Honestly, junior year pretty much sucked. Academically, that is. I realized that everyone was telling the truth when they said your junior year in high school will, without a doubt, be your hardest year. BUT, amidst all the suckiness, there was my art class. I'm glad I had this class last period, because I used it as an asset in numerous ways. One, to let out all my stress caused by all my previous classes, and two, to better my art skills, like drawing and painting. I feel as if I have really improved with my art, and it has shown outside of school. My free-drawings that I do at home now look much better, due to all the techniques I've been reminded of this year in art. What I'm most proud of though is my time capsule and how well it came out...especially because I did it all by hand! No stencils, no pictures, nothing. Just my creativity at it's finest. I was skeptical about taking art for my junior year, but I'm glad I did. From my very first attempt at the bicycle drawing to the pages of my book, I am proud to say the quality of my work has really shown improvement. 

Looking Back 20 Years into the Past

The date was June 11, in the year 2034. I had just recently moved to Florida with my husband and our four young children. We were unpacking the last of our things; I was unpacking the boxes that were upstairs and my children were unpacking the boxes that were filled with their toys downstairs. As I was putting things together in my and my husband's bedroom, my youngest daughter came running upstairs, yelling "Mommy, Mommy, look what I found!" She was carrying a box, which was painted with a different Disney movie on each side, and two pink handprints on the top. 

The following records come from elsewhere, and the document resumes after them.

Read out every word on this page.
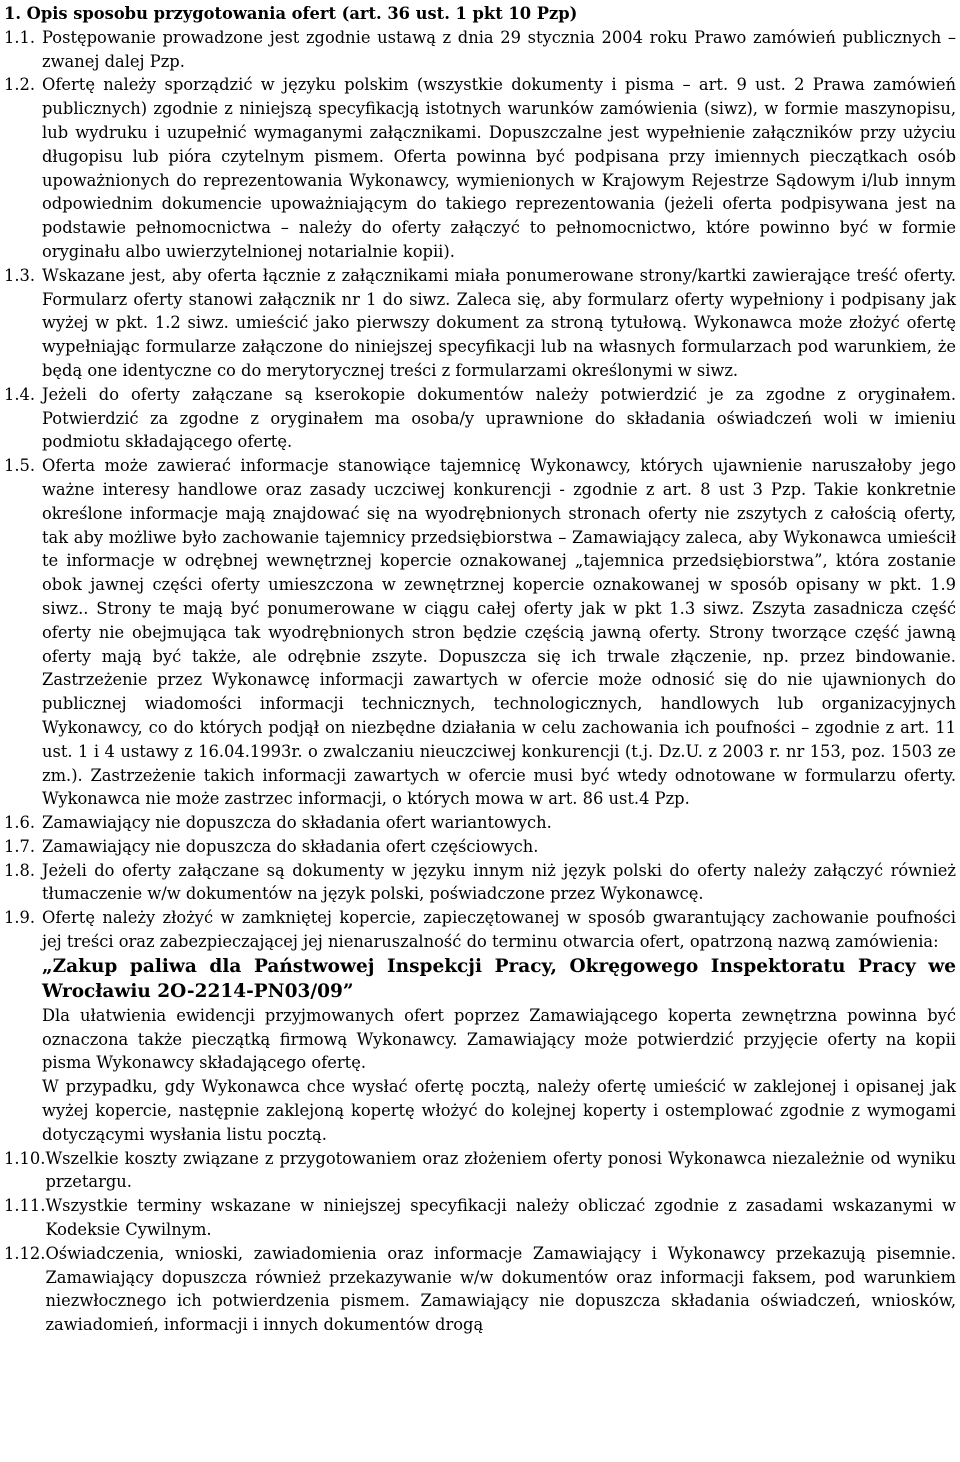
1. Opis sposobu przygotowania ofert (art. 36 ust. 1 pkt 10 Pzp)
1.1. Postępowanie prowadzone jest zgodnie ustawą z dnia 29 stycznia 2004 roku Prawo zamówień publicznych – zwanej dalej Pzp.

1.2. Ofertę należy sporządzić w języku polskim (wszystkie dokumenty i pisma – art. 9 ust. 2 Prawa zamówień publicznych) zgodnie z niniejszą specyfikacją istotnych warunków zamówienia (siwz), w formie maszynopisu, lub wydruku i uzupełnić wymaganymi załącznikami. Dopuszczalne jest wypełnienie załączników przy użyciu długopisu lub pióra czytelnym pismem. Oferta powinna być podpisana przy imiennych pieczątkach osób upoważnionych do reprezentowania Wykonawcy, wymienionych w Krajowym Rejestrze Sądowym i/lub innym odpowiednim dokumencie upoważniającym do takiego reprezentowania (jeżeli oferta podpisywana jest na podstawie pełnomocnictwa – należy do oferty załączyć to pełnomocnictwo, które powinno być w formie oryginału albo uwierzytelnionej notarialnie kopii).

1.3. Wskazane jest, aby oferta łącznie z załącznikami miała ponumerowane strony/kartki zawierające treść oferty. Formularz oferty stanowi załącznik nr 1 do siwz. Zaleca się, aby formularz oferty wypełniony i podpisany jak wyżej w pkt. 1.2 siwz. umieścić jako pierwszy dokument za stroną tytułową. Wykonawca może złożyć ofertę wypełniając formularze załączone do niniejszej specyfikacji lub na własnych formularzach pod warunkiem, że będą one identyczne co do merytorycznej treści z formularzami określonymi w siwz.

1.4. Jeżeli do oferty załączane są kserokopie dokumentów należy potwierdzić je za zgodne z oryginałem. Potwierdzić za zgodne z oryginałem ma osoba/y uprawnione do składania oświadczeń woli w imieniu podmiotu składającego ofertę.

1.5. Oferta może zawierać informacje stanowiące tajemnicę Wykonawcy, których ujawnienie naruszałoby jego ważne interesy handlowe oraz zasady uczciwej konkurencji - zgodnie z art. 8 ust 3 Pzp. Takie konkretnie określone informacje mają znajdować się na wyodrębnionych stronach oferty nie zszytych z całością oferty, tak aby możliwe było zachowanie tajemnicy przedsiębiorstwa – Zamawiający zaleca, aby Wykonawca umieścił te informacje w odrębnej wewnętrznej kopercie oznakowanej „tajemnica przedsiębiorstwa”, która zostanie obok jawnej części oferty umieszczona w zewnętrznej kopercie oznakowanej w sposób opisany w pkt. 1.9 siwz.. Strony te mają być ponumerowane w ciągu całej oferty jak w pkt 1.3 siwz. Zszyta zasadnicza część oferty nie obejmująca tak wyodrębnionych stron będzie częścią jawną oferty. Strony tworzące część jawną oferty mają być także, ale odrębnie zszyte. Dopuszcza się ich trwale złączenie, np. przez bindowanie. Zastrzeżenie przez Wykonawcę informacji zawartych w ofercie może odnosić się do nie ujawnionych do publicznej wiadomości informacji technicznych, technologicznych, handlowych lub organizacyjnych Wykonawcy, co do których podjął on niezbędne działania w celu zachowania ich poufności – zgodnie z art. 11 ust. 1 i 4 ustawy z 16.04.1993r. o zwalczaniu nieuczciwej konkurencji (t.j. Dz.U. z 2003 r. nr 153, poz. 1503 ze zm.). Zastrzeżenie takich informacji zawartych w ofercie musi być wtedy odnotowane w formularzu oferty. Wykonawca nie może zastrzec informacji, o których mowa w art. 86 ust.4 Pzp.

1.6. Zamawiający nie dopuszcza do składania ofert wariantowych.

1.7. Zamawiający nie dopuszcza do składania ofert częściowych.

1.8. Jeżeli do oferty załączane są dokumenty w języku innym niż język polski do oferty należy załączyć również tłumaczenie w/w dokumentów na język polski, poświadczone przez Wykonawcę.

1.9. Ofertę należy złożyć w zamkniętej kopercie, zapieczętowanej w sposób gwarantujący zachowanie poufności jej treści oraz zabezpieczającej jej nienaruszalność do terminu otwarcia ofert, opatrzoną nazwą zamówienia:

„Zakup paliwa dla Państwowej Inspekcji Pracy, Okręgowego Inspektoratu Pracy we Wrocławiu 2O-2214-PN03/09”

Dla ułatwienia ewidencji przyjmowanych ofert poprzez Zamawiającego koperta zewnętrzna powinna być oznaczona także pieczątką firmową Wykonawcy. Zamawiający może potwierdzić przyjęcie oferty na kopii pisma Wykonawcy składającego ofertę.

W przypadku, gdy Wykonawca chce wysłać ofertę pocztą, należy ofertę umieścić w zaklejonej i opisanej jak wyżej kopercie, następnie zaklejoną kopertę włożyć do kolejnej koperty i ostemplować zgodnie z wymogami dotyczącymi wysłania listu pocztą.

1.10. Wszelkie koszty związane z przygotowaniem oraz złożeniem oferty ponosi Wykonawca niezależnie od wyniku przetargu.

1.11. Wszystkie terminy wskazane w niniejszej specyfikacji należy obliczać zgodnie z zasadami wskazanymi w Kodeksie Cywilnym.

1.12. Oświadczenia, wnioski, zawiadomienia oraz informacje Zamawiający i Wykonawcy przekazują pisemnie. Zamawiający dopuszcza również przekazywanie w/w dokumentów oraz informacji faksem, pod warunkiem niezwłocznego ich potwierdzenia pismem. Zamawiający nie dopuszcza składania oświadczeń, wniosków, zawiadomień, informacji i innych dokumentów drogą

I instantly remembered what this box was. In my junior year of high school, we had an assignment for my Art class to make a time capsule. This was mine. The box was sealed with packing tape, so I decided to cut the tape and open the box. Looking at the contents inside, I started smiling at the memories they represented. I read the letter I had written to myself, and laughed at my younger self. But what really got me were the pictures, pictures of my closest friends from high school. There were also pictures of me and my brother and my parents when we were toddlers, and even Catrina, the cat that I had from kindergarten to college. She meant so much to me, and so did everyone who's picture was in the box. My daughter kept asking who each person was and why each little object was in the box, so I explained every detail I could to her. High school wasn't my favorite part of my life, but the memories my time capsule held reminded me of the good times, the times that mattered most.